La “Costituzione più bella del mondo”??? Quando pandemia fa rima con economia.

Mai avrei immaginato di trovarmi nella posizione di dover difendere quella che per alcuni  è “la Costituzione più bella del Mondo”.
Quello che sta accadendo in questi giorni, col pretesto di limitare una pandemia, non ha precedenti e va ad impattare in modo brutale contro ogni diritto di libertaindividuale sancito e scritto.
Se in questo Paese fallito e oramai collassato e putrescente non ci rendiamo conto che siamo in una totale deriva autoritaria, in balia di folli, dove un Parlamento, oramai da tempo, è completamente esautorato dal suo ruolo, dove non esiste praticamente opposizione e dove tutti siedono ad un Governo delegittimato che non è espressione del voto popolare, dove manifestatamente si violano articoli costituzionali che tutelano la libertà individuale, di manifestare, il lavoro, gli spostamenti. Basti pensare che solo nelle isole della laguna veneziana si calcolano 5.000 persone imprigionate perché non possono accedere ai servizi di trasporto pubblico ad esempio per visitare un parente, per fare una visita medica, per andare a studiare. Da dove arriva tutta questa barbarie? Mi rivolgo soprattutto a chi crede nell’efficacia vaccinale e nella scienza, come ci credevo anch’io, ma permettetemi il dubbio feroce perché  siamo passati da “con una dose di vaccino non ti ammali e non infetti gli altri” a “vacciniamoci ad libitum perché comunque ti puoi ammalare e anche se vaccinato puoi infettare”. E’ questa la credibilita’ di chi ci governa seguendo la scienza? Ma di cosa stiamo parlando? Se prima vaccinarsi era anche una forma di rispetto verso il prossimo, verso i propri cari, oggi in cosa consiste?
Ci rendiamo conto che intanto che creiamo queste ghetizzazioni, questo apartheid, l’economia sta andando a rotoli? Che l’inflazione non è mai stata così alta da decenni? Che le aziende chiudono o delocalizzano pur di non restare qui perché tra costo del lavoro e tassazione diventa una produzione assolutamente non competitiva? Luce e gas hanno subito rincari folli, costo del metano per autotrazione raddoppiato in una sola notte, materie prime introvabili e contingentate e fabbriche con produzioni bloccate e ordini inevasi. Avete provato a far la spesa in un supermercato di recente? Provate a confrontare i prezzi, anche solo di un anno fa, di frutta,  verdura, carne e vedrete che sorprese. All’obiezione “beh i prezzi son cresciuti anche negli altri Paesi” vorrei ricordare che negli altri Paesi europei gli stipendi in questi ultimi vent’anni sono proporzionalmente cresciuti, i nostri sono rimasti fermi e come potere d’acquisto invece si sono dimezzati.

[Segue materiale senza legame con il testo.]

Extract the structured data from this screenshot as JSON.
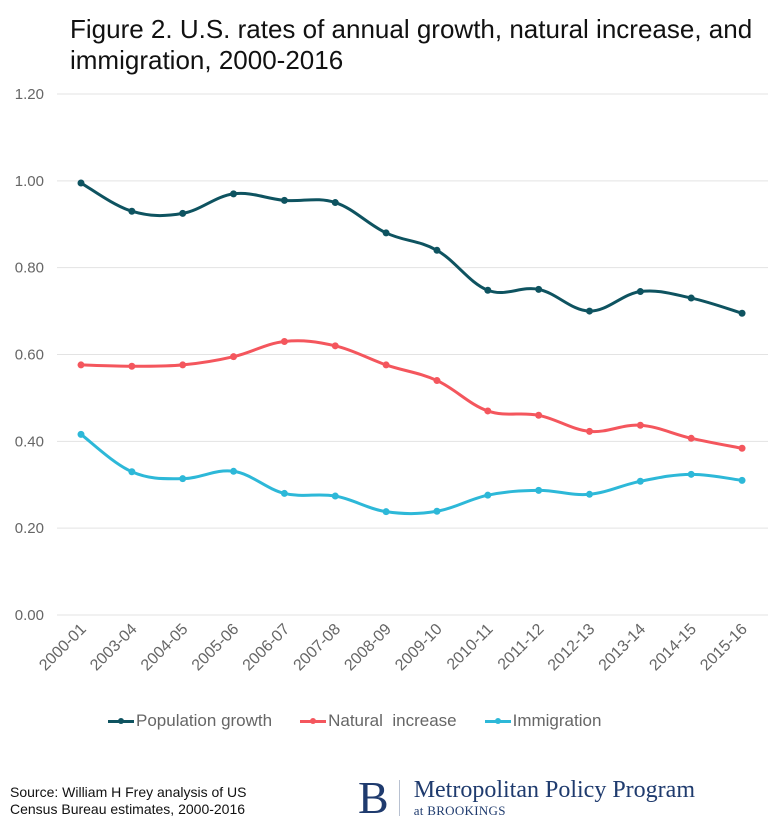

Ciliegina sulla torta, tanto per non smentire le buone abitudini, i diversi progetti che i Comuni veneti avevano presentato ed erano stati ammessi per essere finanziati con i fondi del PNRR sono rimasti a bocca asciutta perché quasi in toto destinati ai Comuni del Sud Italia (il 93% è andato al Sud, Comuni come Belluno su 13 progetti ammessi ne ha avuti finanziati zero, 350 milioni di euro a Campania ed Emilia al Veneto solo 29). Motivazione: i nostri Comuni veneti sono virtuosi, quindi nei criteri di destinazione dei fondi ancora una volta si è preferito destinarli altrove. Ancora una volta il Veneto ne esce bastonato, ancora una volta la classe politica che rappresenta e governa questa Regione e che è la medesima a livello nazionale, non e’ stata capace di tutelare e difendere i primari interessi del nostro popolo.
Ci apprestiamo a vivere un momento molto doloroso, ne usciremo solo se saremo bravi ad essere coesi, a ragionar con spirito critico e nel rispetto delle idee e delle scelte altrui. Ne usciremo, questa volta davvero, come Popolo Veneto, se avremo il coraggio di sovvertire lo stato delle cose, se sapremo essere voce forte e decisa di uno spirito dissidente e controcorrente verso chi ha perso totalmente ogni lucidità e ci governa sotto la scusante del “bene comune” che comune non è.